Current best guidance
- As of August 2019 no on in the Wikidata network has identified any authority more knowledgeable and insightful on the topic of modeling gender as structured data than the Wikidata community. Many people in the Wikidata community intuitively grasp the complexities and implications of this challenge, and through conversations in the Wikimedia network, no one has identified the academic article, professor, advocacy organization, community organization, or insightful commentator who is capable of articulating what a large number of Wikidata contributors already understand clearly.
- Since there is no external authority with the answers, the Wikidata community has to originate its own recommendations and guidance.
- The issue is complicated and various community groups have their own strong opinions.

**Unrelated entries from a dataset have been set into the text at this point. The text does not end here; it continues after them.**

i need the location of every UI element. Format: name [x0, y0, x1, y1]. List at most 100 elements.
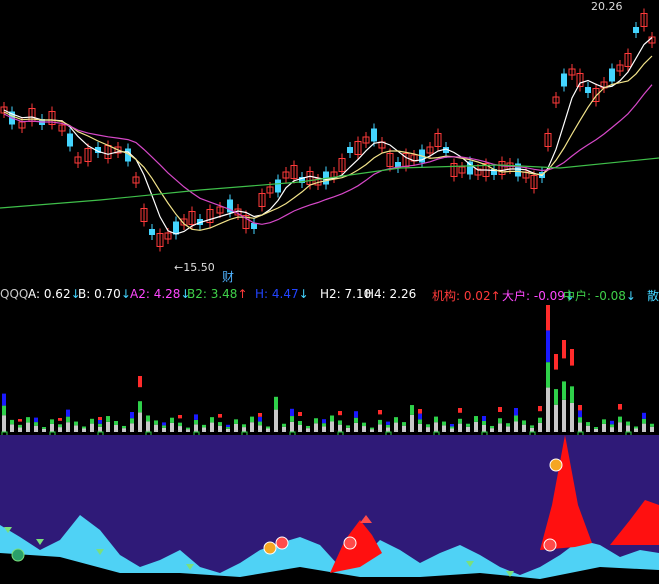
bar-segment — [530, 425, 534, 428]
bar-segment — [610, 420, 614, 425]
bar-segment — [642, 423, 646, 432]
bar-segment — [426, 427, 430, 432]
legend-item: QQQ — [0, 287, 28, 301]
bar-segment — [626, 425, 630, 432]
bar-segment — [258, 416, 262, 422]
bar-segment — [354, 411, 358, 418]
bar-segment — [258, 421, 262, 426]
bar-segment — [562, 381, 566, 400]
bar-segment — [138, 412, 142, 432]
bar-segment — [410, 405, 414, 415]
bar-segment — [250, 422, 254, 432]
bar-segment — [578, 422, 582, 432]
bar-segment — [546, 387, 550, 432]
bar-segment — [586, 422, 590, 426]
bar-segment — [58, 418, 62, 421]
bar-segment — [226, 427, 230, 429]
bar-segment — [434, 416, 438, 423]
legend-item: H: 4.47↓ — [255, 287, 309, 301]
legend-arrow-icon: ↑ — [490, 289, 501, 303]
bar-segment — [506, 423, 510, 427]
legend-item: H4: 2.26 — [365, 287, 416, 301]
bar-segment — [186, 427, 190, 430]
bar-segment — [130, 423, 134, 432]
bar-segment — [146, 421, 150, 432]
legend-item-text: A: 0.62 — [28, 287, 71, 301]
bar-segment — [338, 424, 342, 432]
candles-group — [0, 8, 656, 252]
bar-segment — [418, 423, 422, 432]
bar-segment — [178, 422, 182, 427]
check-marker-icon — [11, 548, 25, 562]
legend-item: 散 — [647, 287, 659, 304]
bar-segment — [250, 416, 254, 423]
bar-segment — [290, 416, 294, 422]
bar-segment — [266, 426, 270, 429]
bar-segment — [418, 409, 422, 414]
bar-segment — [314, 423, 318, 432]
bar-segment — [298, 412, 302, 416]
capital-flow-indicator-panel[interactable] — [0, 305, 659, 584]
bar-segment — [330, 415, 334, 422]
bar-segment — [370, 427, 374, 430]
bar-segment — [162, 425, 166, 428]
bar-segment — [546, 305, 550, 331]
bar-segment — [298, 425, 302, 432]
bar-segment — [202, 427, 206, 432]
bar-segment — [58, 424, 62, 428]
bar-segment — [546, 362, 550, 388]
bar-segment — [458, 408, 462, 413]
bar-segment — [506, 426, 510, 432]
capital-flow-chart[interactable] — [0, 305, 659, 584]
bar-segment — [514, 415, 518, 422]
bar-segment — [130, 418, 134, 424]
bar-segment — [458, 423, 462, 432]
bar-segment — [594, 428, 598, 432]
bar-segment — [338, 411, 342, 416]
moving-average-20 — [3, 84, 653, 225]
legend-item-text: H: 4.47 — [255, 287, 299, 301]
bar-segment — [450, 424, 454, 427]
bar-segment — [26, 422, 30, 432]
bar-segment — [618, 416, 622, 423]
bar-segment — [74, 425, 78, 432]
low-price-value: 15.50 — [183, 261, 215, 274]
bar-segment — [178, 426, 182, 432]
high-price-label: 20.26 — [591, 0, 623, 13]
bar-segment — [162, 422, 166, 426]
bar-segment — [402, 425, 406, 432]
bar-segment — [82, 428, 86, 432]
price-chart-panel[interactable]: 20.26 ←15.50 财 — [0, 0, 659, 284]
bar-segment — [450, 428, 454, 432]
bar-segment — [210, 417, 214, 423]
bar-segment — [650, 423, 654, 427]
bar-segment — [578, 417, 582, 423]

If anyone claims to have all the answers, or to speak for a certain authoritative organization, community, or demographic, then invite them to either share their published guidance or come to Wikidata talk pages to share their knowledge.
- The discourse on this subject is outlined here first. When someone publishes more papers then share them.
- This is Wikidata, so experiment with different models and try to document why each is useful. Experiment even if it seems wrong. Many people hesitate to model gender because it seems challenging or incorrect, but even incomplete or incorrect attempts are useful for discussion especially when documented and shared.
- Assume good faith and friendly collaboration...
- ...and everyone follow the meta:friend space policy and en:Wikipedia:English Wikipedia non-discrimination policy
Why modeling gender matters
Modeling gender matters for several reasons:
- Wikidata is currently the world's authority on the gender of individuals
- Practically all Internet users who seek gender information will receive and consume Wikidata content
- Wikidata has an extraordinary position of influence and popularity
- There are years of advocacy in Wikipedia seeking to develop and promote Wikimedia content related to gender issues. This is only possible when Wikidata has data about the gender of people profiled in Wikimedia projects. Programs reliant on gender data include the following
- Gender is the most popular personal yet public seeming detail which is a challenge to model in Wikidata. If we develop the discourse and guidelines for modeling gender, then we also get insight to model traits which we protect in the en:Wikipedia:English Wikipedia non-discrimination policy
- Modeling gender in Wikidata happens at scale now anyway
- Avoiding, ignoring, or denying this issue is not productive because Wikidata does gender modeling anyway at scale, globally, for every language and culture with more data and distribution than any other resource
- There is a status quo and either we develop that into a discourse or it proceeds organically
What's important in a model
- It should be possible to enter complex gender-identities into Wikidata
- Everybody should feel comfortable with the way their gender is modeled in Wikidata
- The way we model gender should be in line with our general data standards and the way our semantics work.
- For statistical purposes data-consumers want to be able to see statistics about our coverage in specific areas as they relate to the gender of the involved people. A data-consumer who uses a simple data-model of (male/female/other) should get valid answers. The same goes for data-consumers who want to automatically generate text based on Wikidata and care for the correct grammatical gender that they should use.
- Given that in many nonenglish languages grammatical gender is very important, we should make it easy to enter basic gender information even if we don't know much about the subject.
- Data-consumers like infoboxes that ask Wikidata for a truthy value should get a value that's not misleading (a truthy value returns the highest-ranked statement and strips qualifiers away).